Jefferson curl stretch |
THE JEFFERSON CURL is the stretch with the highest return on investment, helping the most muscles in the least amount of time. It’s ideal for anyone who stands for long periods of time, or who have desk jobs—basically all of us.
The curl addresses posterior chain issues, referring to the muscles that run from the base of the neck to the heels. Typing at a computer or cradling a phone on your shoulder lead to neck and shoulder tightness, which can pull up on the middle back
, glutes , and hamstrings . Sitting stiffens calf muscles and glutes, pulling down on the mid-back and shoulders. Either way, your posterior chain needs TLC.

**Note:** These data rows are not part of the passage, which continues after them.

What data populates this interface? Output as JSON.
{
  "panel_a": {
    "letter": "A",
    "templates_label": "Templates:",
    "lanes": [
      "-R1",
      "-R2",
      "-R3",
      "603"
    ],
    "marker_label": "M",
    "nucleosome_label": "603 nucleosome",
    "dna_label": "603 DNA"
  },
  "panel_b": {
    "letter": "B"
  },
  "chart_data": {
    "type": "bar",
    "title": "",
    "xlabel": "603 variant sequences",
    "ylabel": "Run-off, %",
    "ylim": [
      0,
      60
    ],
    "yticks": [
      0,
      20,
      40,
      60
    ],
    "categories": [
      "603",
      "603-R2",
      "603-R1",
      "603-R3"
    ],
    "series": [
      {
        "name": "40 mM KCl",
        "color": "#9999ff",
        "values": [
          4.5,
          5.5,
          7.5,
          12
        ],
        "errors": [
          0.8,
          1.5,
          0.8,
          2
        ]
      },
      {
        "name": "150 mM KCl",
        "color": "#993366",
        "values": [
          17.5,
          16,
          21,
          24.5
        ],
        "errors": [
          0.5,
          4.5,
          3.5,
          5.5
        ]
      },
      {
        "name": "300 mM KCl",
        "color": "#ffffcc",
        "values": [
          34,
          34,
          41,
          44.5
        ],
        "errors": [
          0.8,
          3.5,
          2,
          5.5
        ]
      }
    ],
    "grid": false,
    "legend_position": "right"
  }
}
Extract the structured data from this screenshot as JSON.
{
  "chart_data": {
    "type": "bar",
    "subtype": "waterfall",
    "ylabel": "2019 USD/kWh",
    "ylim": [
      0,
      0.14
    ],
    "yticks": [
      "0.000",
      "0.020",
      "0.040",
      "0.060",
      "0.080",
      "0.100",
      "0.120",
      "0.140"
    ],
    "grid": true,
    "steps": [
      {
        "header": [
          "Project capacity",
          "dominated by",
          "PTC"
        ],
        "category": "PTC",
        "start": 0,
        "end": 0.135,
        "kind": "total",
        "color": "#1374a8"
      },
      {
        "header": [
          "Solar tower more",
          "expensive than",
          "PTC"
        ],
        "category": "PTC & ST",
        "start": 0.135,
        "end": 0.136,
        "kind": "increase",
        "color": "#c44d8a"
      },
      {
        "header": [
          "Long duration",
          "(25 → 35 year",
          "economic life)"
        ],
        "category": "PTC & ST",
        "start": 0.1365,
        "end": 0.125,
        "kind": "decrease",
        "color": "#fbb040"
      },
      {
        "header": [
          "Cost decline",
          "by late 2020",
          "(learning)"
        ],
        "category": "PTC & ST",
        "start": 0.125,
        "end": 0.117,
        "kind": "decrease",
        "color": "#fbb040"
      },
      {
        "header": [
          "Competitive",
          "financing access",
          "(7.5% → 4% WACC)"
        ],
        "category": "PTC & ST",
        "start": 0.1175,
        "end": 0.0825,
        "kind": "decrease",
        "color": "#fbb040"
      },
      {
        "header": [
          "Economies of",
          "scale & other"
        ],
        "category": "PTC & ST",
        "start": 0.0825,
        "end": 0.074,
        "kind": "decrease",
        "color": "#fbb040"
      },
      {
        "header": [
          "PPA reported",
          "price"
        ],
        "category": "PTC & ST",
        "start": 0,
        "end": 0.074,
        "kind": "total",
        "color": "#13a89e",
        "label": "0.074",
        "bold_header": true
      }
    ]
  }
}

To do the curl, stand tall at the edge of a bench or plyo box, without a weight or holding a light kettlebell in both hands. Keeping legs straight, slowly bend over, starting with the head and neck, then progressing down one vertebra at a time. As you get to your lower back, keep knees locked out and fold over until kettlebell
bottom goes past toes. Hold at the bottom, then tuck chin and draw chest toward thighs. Hold again, then slowly reverse, focusing on activating the core , hamstrings, and hip flexors.
Do this pattern 4 or 5 times, ideally every day. The combination of forward and reverse means each muscle gets an eccentric and concentric stretch—or stretch and release. Not only does this curl target every major muscle group up and down your back and legs, it also stretches out the smaller muscles, ligaments, and joints that make up the spine, which helps you bend and move in all directions. Done properly, it’s one of the few stretches that can completely alleviate tight posterior chain muscles after a long day, week, or month.